Die heute 70-jährige Ex-Kanzlerin hat vor kurzem ihre Memoiren mit dem Titel "Freiheit" herausgebracht - und sich damit mitten im Bundestagswahlkampf nach längerer Pause wieder mehrfach in der Öffentlichkeit gezeigt. Nach ihrem Abtritt nach 16 Jahren als Kanzlerin hatte es viel Kritik gegeben. Neben der Migrationspolitik wurde Merkel unter anderem ein zu nachgiebiger Umgang mit Russland vorgehalten. Auch die in Teilen marode Infrastruktur in Deutschland wird der Kanzlerin angelastet.

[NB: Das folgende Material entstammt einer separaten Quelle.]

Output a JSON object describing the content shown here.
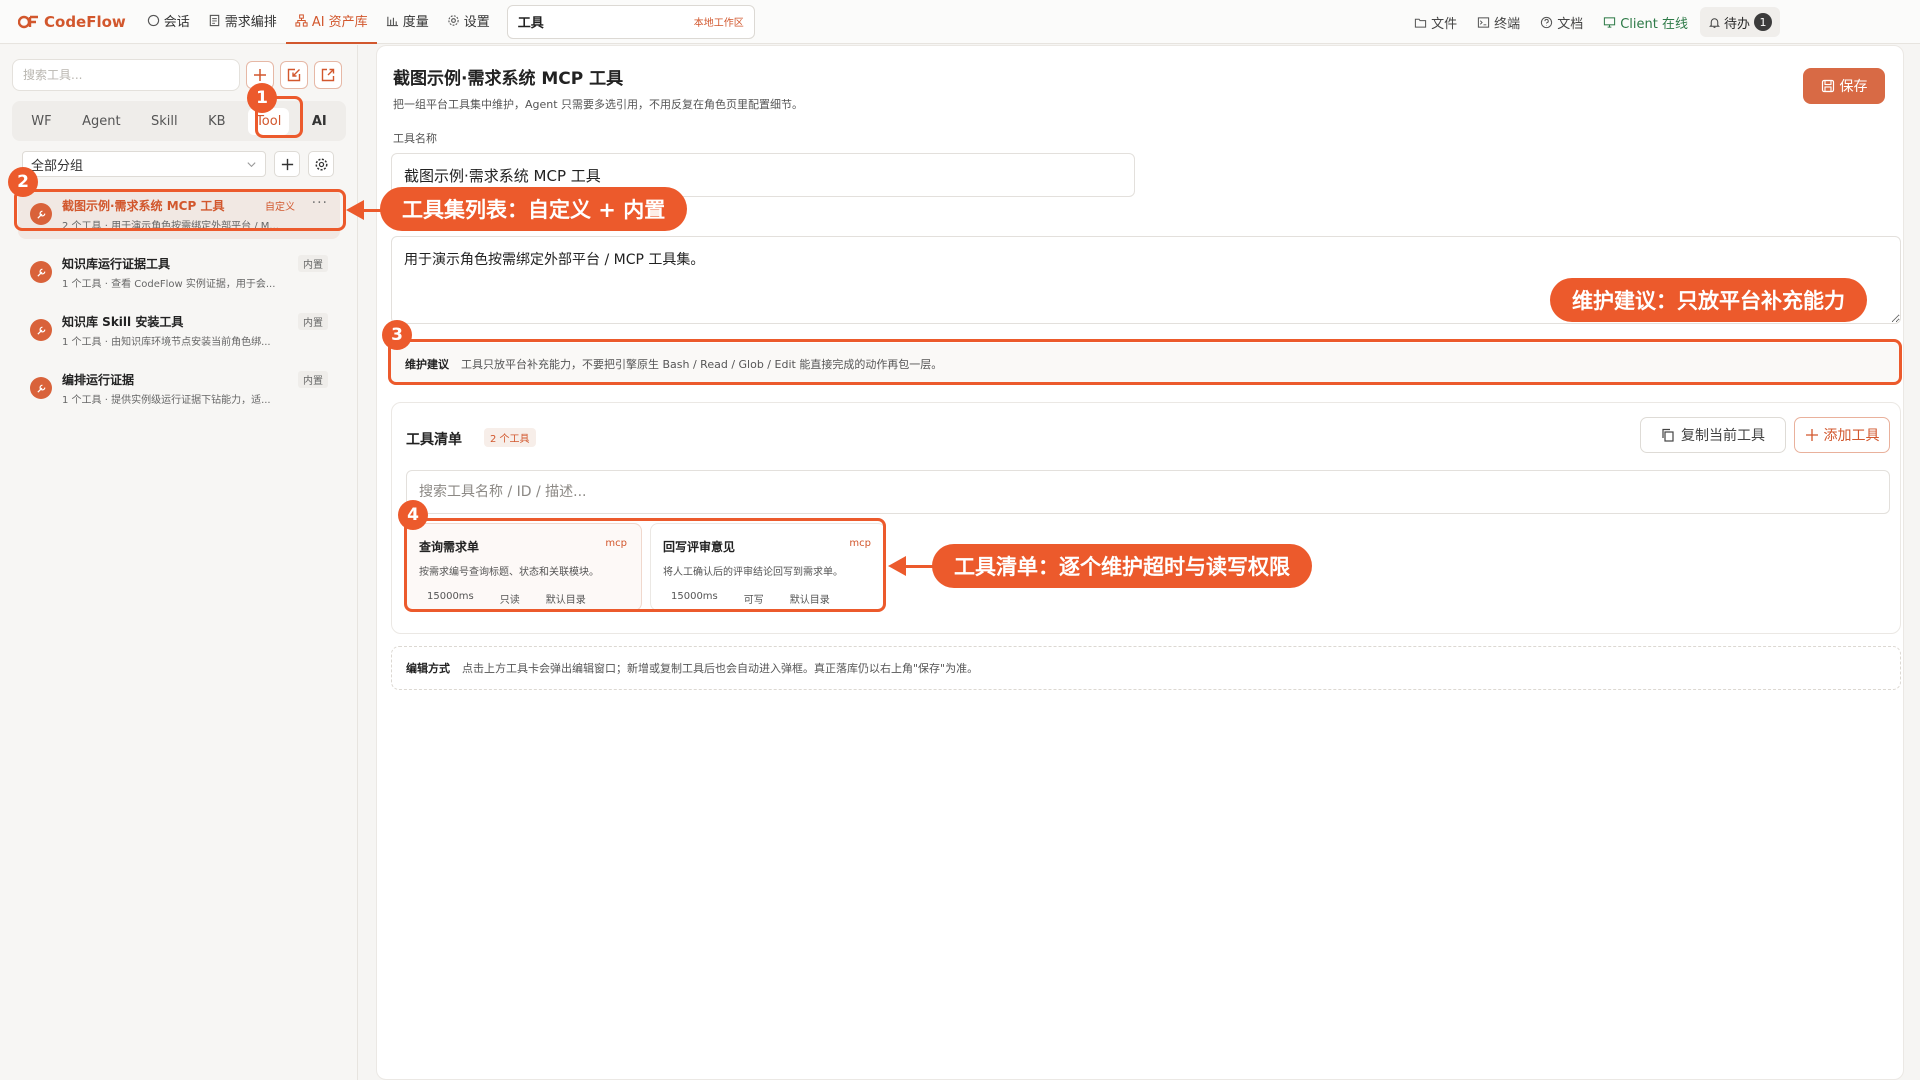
{
  "app": {
    "brand": "CodeFlow"
  },
  "nav": {
    "items": [
      {
        "label": "会话",
        "icon": "chat-bubble-icon"
      },
      {
        "label": "需求编排",
        "icon": "document-icon"
      },
      {
        "label": "AI 资产库",
        "icon": "sitemap-icon",
        "active": true
      },
      {
        "label": "度量",
        "icon": "bar-chart-icon"
      },
      {
        "label": "设置",
        "icon": "gear-icon"
      }
    ],
    "open_tab": {
      "label": "工具",
      "workspace": "本地工作区"
    }
  },
  "nav_right": {
    "files": "文件",
    "terminal": "终端",
    "docs": "文档",
    "client": "Client 在线",
    "todo": "待办",
    "todo_count": "1"
  },
  "sidebar": {
    "search_placeholder": "搜索工具...",
    "type_tabs": [
      "WF",
      "Agent",
      "Skill",
      "KB",
      "Tool",
      "AI"
    ],
    "active_type": "Tool",
    "group_select": "全部分组",
    "tools": [
      {
        "name": "截图示例·需求系统 MCP 工具",
        "desc": "2 个工具 · 用于演示角色按需绑定外部平台 / M...",
        "tag": "自定义",
        "selected": true
      },
      {
        "name": "知识库运行证据工具",
        "desc": "1 个工具 · 查看 CodeFlow 实例证据，用于会...",
        "tag": "内置"
      },
      {
        "name": "知识库 Skill 安装工具",
        "desc": "1 个工具 · 由知识库环境节点安装当前角色绑...",
        "tag": "内置"
      },
      {
        "name": "编排运行证据",
        "desc": "1 个工具 · 提供实例级运行证据下钻能力，适...",
        "tag": "内置"
      }
    ]
  },
  "main": {
    "title": "截图示例·需求系统 MCP 工具",
    "subtitle": "把一组平台工具集中维护，Agent 只需要多选引用，不用反复在角色页里配置细节。",
    "save_label": "保存",
    "name_label": "工具名称",
    "name_value": "截图示例·需求系统 MCP 工具",
    "description": "用于演示角色按需绑定外部平台 / MCP 工具集。",
    "tip_label": "维护建议",
    "tip_text": "工具只放平台补充能力，不要把引擎原生 Bash / Read / Glob / Edit 能直接完成的动作再包一层。",
    "tools_title": "工具清单",
    "tools_count": "2 个工具",
    "copy_label": "复制当前工具",
    "add_label": "添加工具",
    "tool_search_placeholder": "搜索工具名称 / ID / 描述...",
    "cards": [
      {
        "name": "查询需求单",
        "type": "mcp",
        "desc": "按需求编号查询标题、状态和关联模块。",
        "timeout": "15000ms",
        "perm": "只读",
        "dir": "默认目录"
      },
      {
        "name": "回写评审意见",
        "type": "mcp",
        "desc": "将人工确认后的评审结论回写到需求单。",
        "timeout": "15000ms",
        "perm": "可写",
        "dir": "默认目录"
      }
    ],
    "edit_label": "编辑方式",
    "edit_text": "点击上方工具卡会弹出编辑窗口；新增或复制工具后也会自动进入弹框。真正落库仍以右上角\"保存\"为准。"
  },
  "annotations": {
    "n1": "1",
    "n2": "2",
    "n3": "3",
    "n4": "4",
    "callout_list": "工具集列表：自定义 + 内置",
    "callout_tip": "维护建议：只放平台补充能力",
    "callout_tools": "工具清单：逐个维护超时与读写权限",
    "color": "#ec5a2c"
  }
}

Trotz der Kritik in Migrationsfragen hält Strobl zur früheren CDU-Chefin: "Ich bin nicht der Meinung, dass wir Angela Merkel verstecken sollten." Sie gehöre zur Geschichte der CDU dazu. Sie sei "in Summe" eine erfolgreiche Kanzlerin gewesen. Mit Blick auf die Ampel unter Kanzler Olaf Scholz (SPD) sagte der CDU-Politiker: "Wenn Sie sich mal die letzten drei Jahre anschauen, dann war das doch ziemlich gut." Er räumte aber auch ein: "Sie war auch nicht ohne Fehler gewesen."

CDU-Politiker erklärt langes Schweigen mit Loyalität

Strobl erklärte, er habe Merkel in der Flüchtlingskrise nur intern seine Meinung gesagt. "Loyalität ist für mich etwas sehr Wichtiges in der Politik. Ich war Stellvertreter von Angela Merkel, als sie Parteivorsitzende war. Deswegen habe ich sie öffentlich nicht kritisiert. Warum nicht? Ich hatte Gelegenheit, ihr die Dinge unter vier Augen zu sagen." Er gehöre nicht zu denen, die öffentlich streiten. "Diese öffentliche Streiterei, das haben wir ja jetzt bei der Ampel gesehen, wohin das führt, davon halte ich nichts", so der Innenminister weiter.

Auf die Frage, ob Merkels Migrationspolitik hinter dem Aufstieg der AfD stecke, sagte Strobl: "Das mag eine Rolle gespielt haben, ist aber nicht die alleinige Erklärung." Er erklärte aber auch: "Ich werde dieses Merkel-Bashing nicht mitmachen." Und fügte hinzu: "Da gibt es welche die sagen: Da ist die Angela Merkel dran schuld. Das ist doch ein bisschen zu einfach."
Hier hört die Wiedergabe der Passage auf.